Well, I said my butterfly year was looking up, but this is getting ridiculous...
There I was, yesterday afternoon, taking a stroll through the village in the hot afternoon sun. As I walked along the cycle path beside the purling Wandle, I spotted something ahead that looked very like a butterfly - but on a huge, tropical scale. What the...? As I drew near, the giant swooped down, settled on a Ragwort and began nectaring, quite undaunted by my near presence. I gasped, blinked, looked about me to see if it was some kind of hoax. I would have pinched myself but I knew perfectly well I wasn't dreaming as I gaped at the outlandish sight. Yes, as you'll have guessed from the picture, it was, of all the unlikeliest things, a Monarch (or Milkweed) butterfly, and it had no business at all being there.

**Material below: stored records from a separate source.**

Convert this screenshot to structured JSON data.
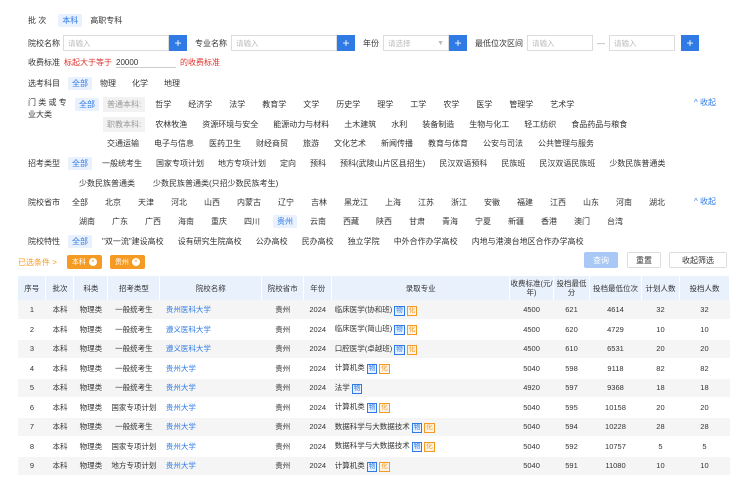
{
  "batch": {
    "label": "批 次",
    "options": [
      "本科",
      "高职专科"
    ]
  },
  "search": {
    "school_label": "院校名称",
    "school_placeholder": "请输入",
    "major_label": "专业名称",
    "major_placeholder": "请输入",
    "year_label": "年份",
    "year_placeholder": "请选择",
    "rank_label": "最低位次区间",
    "rank_from_placeholder": "请输入",
    "rank_dash": "—",
    "rank_to_placeholder": "请输入",
    "plus": "+"
  },
  "fee": {
    "label": "收费标准",
    "hint": "标起大于等于",
    "value": "20000",
    "unit": "的收费标准"
  },
  "subjects": {
    "label": "选考科目",
    "options": [
      "全部",
      "物理",
      "化学",
      "地理"
    ]
  },
  "categories": {
    "label": "门 类 或 专业大类",
    "all": "全部",
    "undergrad_label": "普通本科:",
    "undergrad": [
      "哲学",
      "经济学",
      "法学",
      "教育学",
      "文学",
      "历史学",
      "理学",
      "工学",
      "农学",
      "医学",
      "管理学",
      "艺术学"
    ],
    "vocational_label": "职教本科:",
    "vocational_row1": [
      "农林牧渔",
      "资源环境与安全",
      "能源动力与材料",
      "土木建筑",
      "水利",
      "装备制造",
      "生物与化工",
      "轻工纺织",
      "食品药品与粮食"
    ],
    "vocational_row2": [
      "交通运输",
      "电子与信息",
      "医药卫生",
      "财经商贸",
      "旅游",
      "文化艺术",
      "新闻传播",
      "教育与体育",
      "公安与司法",
      "公共管理与服务"
    ],
    "collapse": "收起"
  },
  "enroll_type": {
    "label": "招考类型",
    "row1": [
      "全部",
      "一般统考生",
      "国家专项计划",
      "地方专项计划",
      "定向",
      "预科",
      "预科(武陵山片区县招生)",
      "民汉双语预科",
      "民族班",
      "民汉双语民族班",
      "少数民族普通类"
    ],
    "row2": [
      "少数民族普通类",
      "少数民族普通类(只招少数民族考生)"
    ]
  },
  "province": {
    "label": "院校省市",
    "row1": [
      "全部",
      "北京",
      "天津",
      "河北",
      "山西",
      "内蒙古",
      "辽宁",
      "吉林",
      "黑龙江",
      "上海",
      "江苏",
      "浙江",
      "安徽",
      "福建",
      "江西",
      "山东",
      "河南",
      "湖北"
    ],
    "row2": [
      "湖南",
      "广东",
      "广西",
      "海南",
      "重庆",
      "四川",
      "贵州",
      "云南",
      "西藏",
      "陕西",
      "甘肃",
      "青海",
      "宁夏",
      "新疆",
      "香港",
      "澳门",
      "台湾"
    ],
    "selected": "贵州",
    "collapse": "收起"
  },
  "feature": {
    "label": "院校特性",
    "options": [
      "全部",
      "\"双一流\"建设高校",
      "设有研究生院高校",
      "公办高校",
      "民办高校",
      "独立学院",
      "中外合作办学高校",
      "内地与港澳台地区合作办学高校"
    ]
  },
  "selected_filters": {
    "label": "已选条件 >",
    "chips": [
      "本科",
      "贵州"
    ]
  },
  "actions": {
    "query": "查询",
    "reset": "重置",
    "collapse_filter": "收起筛选"
  },
  "table": {
    "headers": [
      "序号",
      "批次",
      "科类",
      "招考类型",
      "院校名称",
      "院校省市",
      "年份",
      "录取专业",
      "收费标准(元/年)",
      "投档最低分",
      "投档最低位次",
      "计划人数",
      "投档人数"
    ],
    "rows": [
      {
        "no": "1",
        "batch": "本科",
        "cat": "物理类",
        "type": "一般统考生",
        "school": "贵州医科大学",
        "prov": "贵州",
        "year": "2024",
        "major": "临床医学(协和班)",
        "tags": [
          "物",
          "化"
        ],
        "fee": "4500",
        "score": "621",
        "rank": "4614",
        "plan": "32",
        "admit": "32"
      },
      {
        "no": "2",
        "batch": "本科",
        "cat": "物理类",
        "type": "一般统考生",
        "school": "遵义医科大学",
        "prov": "贵州",
        "year": "2024",
        "major": "临床医学(简山班)",
        "tags": [
          "物",
          "化"
        ],
        "fee": "4500",
        "score": "620",
        "rank": "4729",
        "plan": "10",
        "admit": "10"
      },
      {
        "no": "3",
        "batch": "本科",
        "cat": "物理类",
        "type": "一般统考生",
        "school": "遵义医科大学",
        "prov": "贵州",
        "year": "2024",
        "major": "口腔医学(卓越班)",
        "tags": [
          "物",
          "化"
        ],
        "fee": "4500",
        "score": "610",
        "rank": "6531",
        "plan": "20",
        "admit": "20"
      },
      {
        "no": "4",
        "batch": "本科",
        "cat": "物理类",
        "type": "一般统考生",
        "school": "贵州大学",
        "prov": "贵州",
        "year": "2024",
        "major": "计算机类",
        "tags": [
          "物",
          "化"
        ],
        "fee": "5040",
        "score": "598",
        "rank": "9118",
        "plan": "82",
        "admit": "82"
      },
      {
        "no": "5",
        "batch": "本科",
        "cat": "物理类",
        "type": "一般统考生",
        "school": "贵州大学",
        "prov": "贵州",
        "year": "2024",
        "major": "法学",
        "tags": [
          "物"
        ],
        "fee": "4920",
        "score": "597",
        "rank": "9368",
        "plan": "18",
        "admit": "18"
      },
      {
        "no": "6",
        "batch": "本科",
        "cat": "物理类",
        "type": "国家专项计划",
        "school": "贵州大学",
        "prov": "贵州",
        "year": "2024",
        "major": "计算机类",
        "tags": [
          "物",
          "化"
        ],
        "fee": "5040",
        "score": "595",
        "rank": "10158",
        "plan": "20",
        "admit": "20"
      },
      {
        "no": "7",
        "batch": "本科",
        "cat": "物理类",
        "type": "一般统考生",
        "school": "贵州大学",
        "prov": "贵州",
        "year": "2024",
        "major": "数据科学与大数据技术",
        "tags": [
          "物",
          "化"
        ],
        "fee": "5040",
        "score": "594",
        "rank": "10228",
        "plan": "28",
        "admit": "28"
      },
      {
        "no": "8",
        "batch": "本科",
        "cat": "物理类",
        "type": "国家专项计划",
        "school": "贵州大学",
        "prov": "贵州",
        "year": "2024",
        "major": "数据科学与大数据技术",
        "tags": [
          "物",
          "化"
        ],
        "fee": "5040",
        "score": "592",
        "rank": "10757",
        "plan": "5",
        "admit": "5"
      },
      {
        "no": "9",
        "batch": "本科",
        "cat": "物理类",
        "type": "地方专项计划",
        "school": "贵州大学",
        "prov": "贵州",
        "year": "2024",
        "major": "计算机类",
        "tags": [
          "物",
          "化"
        ],
        "fee": "5040",
        "score": "591",
        "rank": "11080",
        "plan": "10",
        "admit": "10"
      }
    ]
  }
}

The Monarch is of course famous for its epic American migrations (it is, I discover, the State Insect of Texas). It thrives in the Canaries and Azores, and in southern Spain - but is no more than a rare vagrant in England, never making it beyond the southern coastal counties on the years when it turns up at all. Where on earth had my Monarch come from? I can only assume it had escaped from one of the 'Butterfly World'-type attractions that are becoming increasingly popular - or perhaps someone had hatched out some pupae (it's quite a spectacle).

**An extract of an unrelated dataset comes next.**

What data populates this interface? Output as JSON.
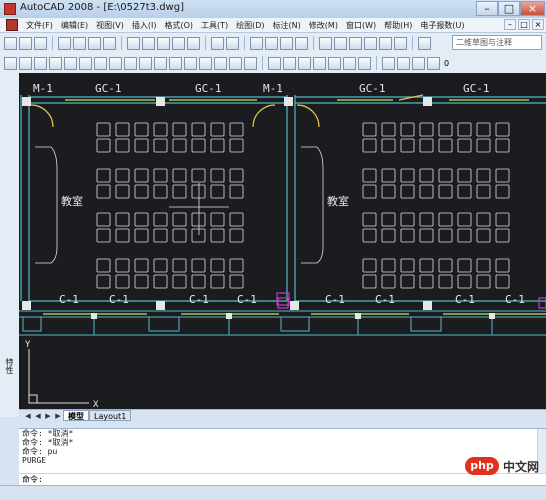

It was a bizarre, jaw-dropping sight - more astonishing than beautiful, to an eye tuned to the subtler beauties of our native butterflies ('this gaudy melon-flower!').
The last time I had a close encounter with a Monarch - or rather with dozens of them - was on a visit to Lisbon with my daughter a few years ago, when we spotted a sign to the Butterfly House in the (very beautiful) botanical gardens. In the Butterfly House, the air was alive with Monarchs, gliding, swooping - and landing at intervals on us.
Today I was with my son on Ashtead Common, where in the woods the beautiful White Admirals were flying - at times coming up very close, almost to the point of landing on us.
There are times when butterflies appear like visitations, like something sent to us.
The Greek word Psyche means both butterfly and soul.


  1. Oh what an amazing sight it must have been - I guess a bit like seeing a wallaby on the Staffordshire Roaches. They were there lolloping around a number of years ago.
    I hope you have many more wonderful sightings this summer.

  2. I remember it well Nige... Along with the miracle nosebleed cure!